Tuesday, December 28, 2021

Re: dotenv - django-environ - etc

In all cases below, the .env file will exist outside of the Django project and will be referenced from the settings file. This allows you to customize and secure each environment while automating the whole build.

Local settings will point tot he location of the .env file.
This file is excluded from git via gitignore.
Developers push to your repo's development branch which updates your development server after passing CI/CD
  1. Developer 1 - /developer1Machine/whatever/unique path/.env
  2. Developer 2 - /unique path/.env/unique path/.env
Development environment
Developer settings references its own or same .env file path location 
This directory and .env file permissions are secured such that only the process running the web server has access to it and admin. So you may be bale to log on to the server but won't be able to see this file and or directory if you are not allowed to or in the right security group based on your role.

Staging environment
Can be configured like development with staging desired tweaks.
Testing and QA happens here prior to push to production

Production environment
Can be configured like staging.
On Tuesday, December 28, 2021 at 3:41:25 PM UTC-7 Jason wrote:
an env file is basically imported into your OS environment, so you can retrieve them with the same interface.  That means you can easily include that with your build environment, or inject in some other means.  Can't do that with settings.
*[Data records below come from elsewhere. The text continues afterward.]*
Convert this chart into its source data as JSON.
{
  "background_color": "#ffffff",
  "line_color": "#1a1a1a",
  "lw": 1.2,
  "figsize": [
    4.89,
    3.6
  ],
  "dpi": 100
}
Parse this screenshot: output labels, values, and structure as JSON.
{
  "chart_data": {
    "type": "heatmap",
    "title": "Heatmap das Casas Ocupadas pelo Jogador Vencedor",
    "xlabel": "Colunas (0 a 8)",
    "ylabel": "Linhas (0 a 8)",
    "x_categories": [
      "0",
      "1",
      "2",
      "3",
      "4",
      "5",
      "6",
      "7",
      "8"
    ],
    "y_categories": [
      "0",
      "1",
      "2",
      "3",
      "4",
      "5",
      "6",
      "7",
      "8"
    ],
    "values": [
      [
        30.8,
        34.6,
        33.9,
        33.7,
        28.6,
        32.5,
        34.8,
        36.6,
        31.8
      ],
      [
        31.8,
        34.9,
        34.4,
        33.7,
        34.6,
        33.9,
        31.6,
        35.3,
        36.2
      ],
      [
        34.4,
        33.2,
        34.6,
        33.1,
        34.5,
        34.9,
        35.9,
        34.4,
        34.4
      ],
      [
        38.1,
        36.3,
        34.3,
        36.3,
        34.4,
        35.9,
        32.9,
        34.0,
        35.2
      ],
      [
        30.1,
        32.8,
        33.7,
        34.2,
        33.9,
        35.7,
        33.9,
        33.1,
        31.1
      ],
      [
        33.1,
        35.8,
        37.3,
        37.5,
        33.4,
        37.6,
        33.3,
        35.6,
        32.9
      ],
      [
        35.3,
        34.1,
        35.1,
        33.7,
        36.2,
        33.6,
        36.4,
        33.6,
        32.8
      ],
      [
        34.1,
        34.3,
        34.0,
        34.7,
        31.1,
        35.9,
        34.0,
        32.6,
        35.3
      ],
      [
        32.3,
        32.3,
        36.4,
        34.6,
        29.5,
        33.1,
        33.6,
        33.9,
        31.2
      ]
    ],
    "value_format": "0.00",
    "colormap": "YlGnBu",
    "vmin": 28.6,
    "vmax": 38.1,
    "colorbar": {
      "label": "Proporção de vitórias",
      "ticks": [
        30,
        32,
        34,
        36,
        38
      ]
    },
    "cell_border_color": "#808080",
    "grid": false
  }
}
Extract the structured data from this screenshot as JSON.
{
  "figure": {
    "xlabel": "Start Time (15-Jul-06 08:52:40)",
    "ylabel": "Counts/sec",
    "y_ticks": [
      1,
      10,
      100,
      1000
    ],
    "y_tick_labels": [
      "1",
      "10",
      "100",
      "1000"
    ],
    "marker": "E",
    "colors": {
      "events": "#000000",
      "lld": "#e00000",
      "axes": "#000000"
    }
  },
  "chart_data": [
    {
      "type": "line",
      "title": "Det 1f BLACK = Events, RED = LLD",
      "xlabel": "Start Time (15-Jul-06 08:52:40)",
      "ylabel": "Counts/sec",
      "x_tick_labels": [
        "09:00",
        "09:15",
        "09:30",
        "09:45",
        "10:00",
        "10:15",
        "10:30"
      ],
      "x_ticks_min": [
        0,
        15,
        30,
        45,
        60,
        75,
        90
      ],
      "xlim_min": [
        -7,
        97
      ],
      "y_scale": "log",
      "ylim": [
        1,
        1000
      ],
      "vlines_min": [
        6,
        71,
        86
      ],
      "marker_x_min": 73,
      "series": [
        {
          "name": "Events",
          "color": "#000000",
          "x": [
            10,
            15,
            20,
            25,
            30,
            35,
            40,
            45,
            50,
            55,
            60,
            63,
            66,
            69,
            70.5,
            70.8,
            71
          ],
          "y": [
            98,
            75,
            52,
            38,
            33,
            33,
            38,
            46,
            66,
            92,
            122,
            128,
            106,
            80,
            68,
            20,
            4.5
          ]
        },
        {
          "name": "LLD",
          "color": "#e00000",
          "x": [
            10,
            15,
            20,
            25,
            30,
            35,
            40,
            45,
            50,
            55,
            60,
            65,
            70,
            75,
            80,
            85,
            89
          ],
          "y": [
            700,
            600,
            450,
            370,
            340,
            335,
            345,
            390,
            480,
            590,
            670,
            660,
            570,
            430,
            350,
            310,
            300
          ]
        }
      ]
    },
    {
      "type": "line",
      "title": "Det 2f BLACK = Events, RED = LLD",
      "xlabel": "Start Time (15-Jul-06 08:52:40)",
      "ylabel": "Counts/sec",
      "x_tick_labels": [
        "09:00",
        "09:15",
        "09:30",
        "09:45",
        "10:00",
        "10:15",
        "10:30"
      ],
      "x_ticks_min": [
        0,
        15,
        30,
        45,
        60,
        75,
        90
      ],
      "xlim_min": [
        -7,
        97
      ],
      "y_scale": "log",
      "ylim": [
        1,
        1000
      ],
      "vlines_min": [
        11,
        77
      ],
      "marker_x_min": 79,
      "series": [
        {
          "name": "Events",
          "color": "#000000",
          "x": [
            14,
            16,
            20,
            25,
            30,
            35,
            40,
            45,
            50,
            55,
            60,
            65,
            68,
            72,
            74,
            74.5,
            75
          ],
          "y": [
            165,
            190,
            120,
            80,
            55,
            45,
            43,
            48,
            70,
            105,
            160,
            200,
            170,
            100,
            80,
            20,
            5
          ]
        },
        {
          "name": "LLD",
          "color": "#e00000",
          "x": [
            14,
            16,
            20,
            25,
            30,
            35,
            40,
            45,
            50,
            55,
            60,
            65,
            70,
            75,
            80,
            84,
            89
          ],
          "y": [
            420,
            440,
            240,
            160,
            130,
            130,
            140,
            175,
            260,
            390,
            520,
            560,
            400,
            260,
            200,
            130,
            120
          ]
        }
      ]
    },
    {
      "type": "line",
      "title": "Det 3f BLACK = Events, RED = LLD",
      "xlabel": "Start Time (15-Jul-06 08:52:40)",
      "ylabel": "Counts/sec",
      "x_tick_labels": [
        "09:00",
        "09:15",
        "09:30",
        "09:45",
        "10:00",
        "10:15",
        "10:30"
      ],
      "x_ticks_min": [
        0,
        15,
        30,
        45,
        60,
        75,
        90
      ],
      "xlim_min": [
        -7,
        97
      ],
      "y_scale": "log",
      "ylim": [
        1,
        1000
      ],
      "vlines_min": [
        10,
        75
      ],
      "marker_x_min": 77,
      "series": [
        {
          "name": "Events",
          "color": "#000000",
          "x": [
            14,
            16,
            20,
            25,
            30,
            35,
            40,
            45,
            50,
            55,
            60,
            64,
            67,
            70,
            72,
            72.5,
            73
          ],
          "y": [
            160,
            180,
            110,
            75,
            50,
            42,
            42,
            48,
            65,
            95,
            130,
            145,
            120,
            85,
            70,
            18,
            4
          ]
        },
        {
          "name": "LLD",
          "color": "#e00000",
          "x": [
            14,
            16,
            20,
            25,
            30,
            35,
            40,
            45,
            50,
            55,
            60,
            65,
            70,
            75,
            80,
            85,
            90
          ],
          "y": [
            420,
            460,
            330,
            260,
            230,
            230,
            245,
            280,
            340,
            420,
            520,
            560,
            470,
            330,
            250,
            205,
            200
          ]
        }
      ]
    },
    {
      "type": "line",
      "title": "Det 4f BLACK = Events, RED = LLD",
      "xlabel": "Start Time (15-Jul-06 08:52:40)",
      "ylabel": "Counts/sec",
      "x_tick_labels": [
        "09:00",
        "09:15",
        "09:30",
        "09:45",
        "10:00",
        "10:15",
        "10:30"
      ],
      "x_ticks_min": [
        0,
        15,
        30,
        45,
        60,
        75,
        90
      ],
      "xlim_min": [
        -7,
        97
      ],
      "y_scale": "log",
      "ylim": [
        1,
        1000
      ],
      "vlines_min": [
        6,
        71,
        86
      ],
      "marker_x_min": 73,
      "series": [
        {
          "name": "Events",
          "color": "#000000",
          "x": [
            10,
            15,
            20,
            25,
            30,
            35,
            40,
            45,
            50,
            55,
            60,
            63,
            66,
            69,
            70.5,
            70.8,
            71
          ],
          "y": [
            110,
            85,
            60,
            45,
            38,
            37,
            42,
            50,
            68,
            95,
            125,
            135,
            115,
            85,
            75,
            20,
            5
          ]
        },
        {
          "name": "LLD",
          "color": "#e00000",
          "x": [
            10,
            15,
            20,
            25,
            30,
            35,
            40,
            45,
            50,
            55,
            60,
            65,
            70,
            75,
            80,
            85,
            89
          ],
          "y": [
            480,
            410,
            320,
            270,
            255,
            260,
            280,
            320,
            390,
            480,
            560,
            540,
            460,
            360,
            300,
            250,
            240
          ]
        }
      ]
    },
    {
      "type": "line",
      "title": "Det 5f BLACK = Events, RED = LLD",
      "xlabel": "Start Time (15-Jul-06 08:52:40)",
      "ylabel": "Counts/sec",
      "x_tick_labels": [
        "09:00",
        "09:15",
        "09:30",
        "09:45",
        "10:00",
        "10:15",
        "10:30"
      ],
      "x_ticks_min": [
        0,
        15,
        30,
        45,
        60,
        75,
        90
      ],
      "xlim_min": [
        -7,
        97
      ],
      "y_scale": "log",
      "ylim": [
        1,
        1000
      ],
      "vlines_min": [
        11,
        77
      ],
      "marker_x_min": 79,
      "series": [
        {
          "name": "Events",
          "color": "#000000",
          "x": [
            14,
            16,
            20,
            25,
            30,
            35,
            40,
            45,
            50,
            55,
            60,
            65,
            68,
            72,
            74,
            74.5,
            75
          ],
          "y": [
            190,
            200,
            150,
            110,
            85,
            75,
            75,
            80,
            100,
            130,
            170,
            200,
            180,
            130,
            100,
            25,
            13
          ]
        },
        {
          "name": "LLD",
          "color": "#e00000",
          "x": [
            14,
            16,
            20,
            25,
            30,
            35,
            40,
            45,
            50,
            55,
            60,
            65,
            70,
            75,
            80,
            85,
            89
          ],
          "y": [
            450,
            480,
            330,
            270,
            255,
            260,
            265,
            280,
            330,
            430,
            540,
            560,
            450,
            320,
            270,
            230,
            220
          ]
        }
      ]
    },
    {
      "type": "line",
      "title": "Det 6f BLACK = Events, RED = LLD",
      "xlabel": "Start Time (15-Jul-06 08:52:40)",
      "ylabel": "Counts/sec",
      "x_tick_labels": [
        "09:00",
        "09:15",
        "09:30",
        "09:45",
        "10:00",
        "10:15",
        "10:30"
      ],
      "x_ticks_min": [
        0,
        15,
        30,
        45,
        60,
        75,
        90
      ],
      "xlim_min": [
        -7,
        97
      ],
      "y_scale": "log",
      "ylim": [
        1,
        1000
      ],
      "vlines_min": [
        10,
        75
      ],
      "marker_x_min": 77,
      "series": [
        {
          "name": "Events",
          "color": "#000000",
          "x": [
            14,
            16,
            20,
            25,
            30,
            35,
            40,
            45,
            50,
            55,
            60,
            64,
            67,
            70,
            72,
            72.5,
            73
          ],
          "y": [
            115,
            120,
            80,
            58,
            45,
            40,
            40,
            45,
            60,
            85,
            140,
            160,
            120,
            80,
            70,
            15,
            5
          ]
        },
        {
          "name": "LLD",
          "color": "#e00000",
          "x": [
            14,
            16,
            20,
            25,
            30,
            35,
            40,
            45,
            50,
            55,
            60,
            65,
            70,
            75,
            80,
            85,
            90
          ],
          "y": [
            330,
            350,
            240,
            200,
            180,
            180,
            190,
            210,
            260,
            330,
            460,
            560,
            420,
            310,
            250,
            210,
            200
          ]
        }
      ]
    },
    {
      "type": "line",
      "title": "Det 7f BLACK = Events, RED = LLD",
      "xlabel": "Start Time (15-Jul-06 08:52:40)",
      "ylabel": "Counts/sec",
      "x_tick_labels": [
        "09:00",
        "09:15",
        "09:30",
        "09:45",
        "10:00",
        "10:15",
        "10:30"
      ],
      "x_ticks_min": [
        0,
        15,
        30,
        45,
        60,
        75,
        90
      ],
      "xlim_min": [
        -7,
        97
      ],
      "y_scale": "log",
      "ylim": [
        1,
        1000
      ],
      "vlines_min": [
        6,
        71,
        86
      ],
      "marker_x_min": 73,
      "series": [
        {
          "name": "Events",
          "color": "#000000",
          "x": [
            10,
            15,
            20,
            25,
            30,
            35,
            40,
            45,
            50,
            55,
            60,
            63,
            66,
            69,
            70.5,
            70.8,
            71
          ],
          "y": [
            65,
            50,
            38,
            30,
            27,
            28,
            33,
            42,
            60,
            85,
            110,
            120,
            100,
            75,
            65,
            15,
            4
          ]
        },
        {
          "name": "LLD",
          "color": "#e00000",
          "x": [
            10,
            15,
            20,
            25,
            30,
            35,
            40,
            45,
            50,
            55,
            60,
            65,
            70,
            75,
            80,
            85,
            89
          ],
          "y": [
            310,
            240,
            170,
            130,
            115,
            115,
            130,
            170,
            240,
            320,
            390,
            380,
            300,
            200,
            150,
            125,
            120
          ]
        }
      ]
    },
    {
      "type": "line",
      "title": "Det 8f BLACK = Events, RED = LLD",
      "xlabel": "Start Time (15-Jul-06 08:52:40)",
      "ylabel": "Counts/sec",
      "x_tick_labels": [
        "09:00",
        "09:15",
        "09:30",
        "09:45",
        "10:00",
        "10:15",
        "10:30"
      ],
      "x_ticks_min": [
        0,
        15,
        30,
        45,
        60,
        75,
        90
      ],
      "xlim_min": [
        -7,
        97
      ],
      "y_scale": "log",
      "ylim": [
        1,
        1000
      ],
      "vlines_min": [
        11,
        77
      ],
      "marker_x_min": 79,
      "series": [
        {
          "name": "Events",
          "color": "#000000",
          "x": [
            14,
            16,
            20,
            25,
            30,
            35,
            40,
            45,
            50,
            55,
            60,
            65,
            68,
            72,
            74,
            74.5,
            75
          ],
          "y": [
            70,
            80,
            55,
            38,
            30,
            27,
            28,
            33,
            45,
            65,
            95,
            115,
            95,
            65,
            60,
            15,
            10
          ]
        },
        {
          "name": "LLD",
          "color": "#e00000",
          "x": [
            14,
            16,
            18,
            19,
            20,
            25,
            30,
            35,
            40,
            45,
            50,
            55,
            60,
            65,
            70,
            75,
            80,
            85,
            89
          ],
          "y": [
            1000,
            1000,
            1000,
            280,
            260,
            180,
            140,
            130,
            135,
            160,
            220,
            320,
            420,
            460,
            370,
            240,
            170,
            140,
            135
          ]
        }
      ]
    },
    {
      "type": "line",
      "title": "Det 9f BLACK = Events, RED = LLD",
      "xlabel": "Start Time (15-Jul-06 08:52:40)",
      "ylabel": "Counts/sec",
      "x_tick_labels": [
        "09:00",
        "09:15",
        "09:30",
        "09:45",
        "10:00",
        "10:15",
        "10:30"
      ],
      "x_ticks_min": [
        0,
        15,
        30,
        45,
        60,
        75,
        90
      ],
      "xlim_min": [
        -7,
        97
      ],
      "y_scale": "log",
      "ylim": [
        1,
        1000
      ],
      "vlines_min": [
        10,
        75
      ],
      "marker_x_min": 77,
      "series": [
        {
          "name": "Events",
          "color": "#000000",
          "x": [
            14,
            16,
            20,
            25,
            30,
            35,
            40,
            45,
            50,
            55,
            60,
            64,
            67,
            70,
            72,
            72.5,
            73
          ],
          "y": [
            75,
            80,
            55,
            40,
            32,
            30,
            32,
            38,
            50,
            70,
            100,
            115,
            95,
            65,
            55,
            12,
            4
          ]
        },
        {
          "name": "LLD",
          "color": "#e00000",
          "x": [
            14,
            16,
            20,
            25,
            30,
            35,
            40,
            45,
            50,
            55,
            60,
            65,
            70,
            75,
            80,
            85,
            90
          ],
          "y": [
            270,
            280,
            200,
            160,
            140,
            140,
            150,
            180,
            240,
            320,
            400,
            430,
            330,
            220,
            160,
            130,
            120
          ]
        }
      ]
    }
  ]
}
Also, lets you keep one settings file, and use `os.environ.get()` anywhere you need to, which provides an identical interface.

On Tuesday, December 28, 2021 at 2:58:28 PM UTC-5 bnmng wrote:
Hi everyone,

I can't wrap my mind around why having my settings in a .env file is more secure than having them in a local_settings.py file, or why one of the various methods is better than another as long as you keep your local settings out of your version control.  Any opinions?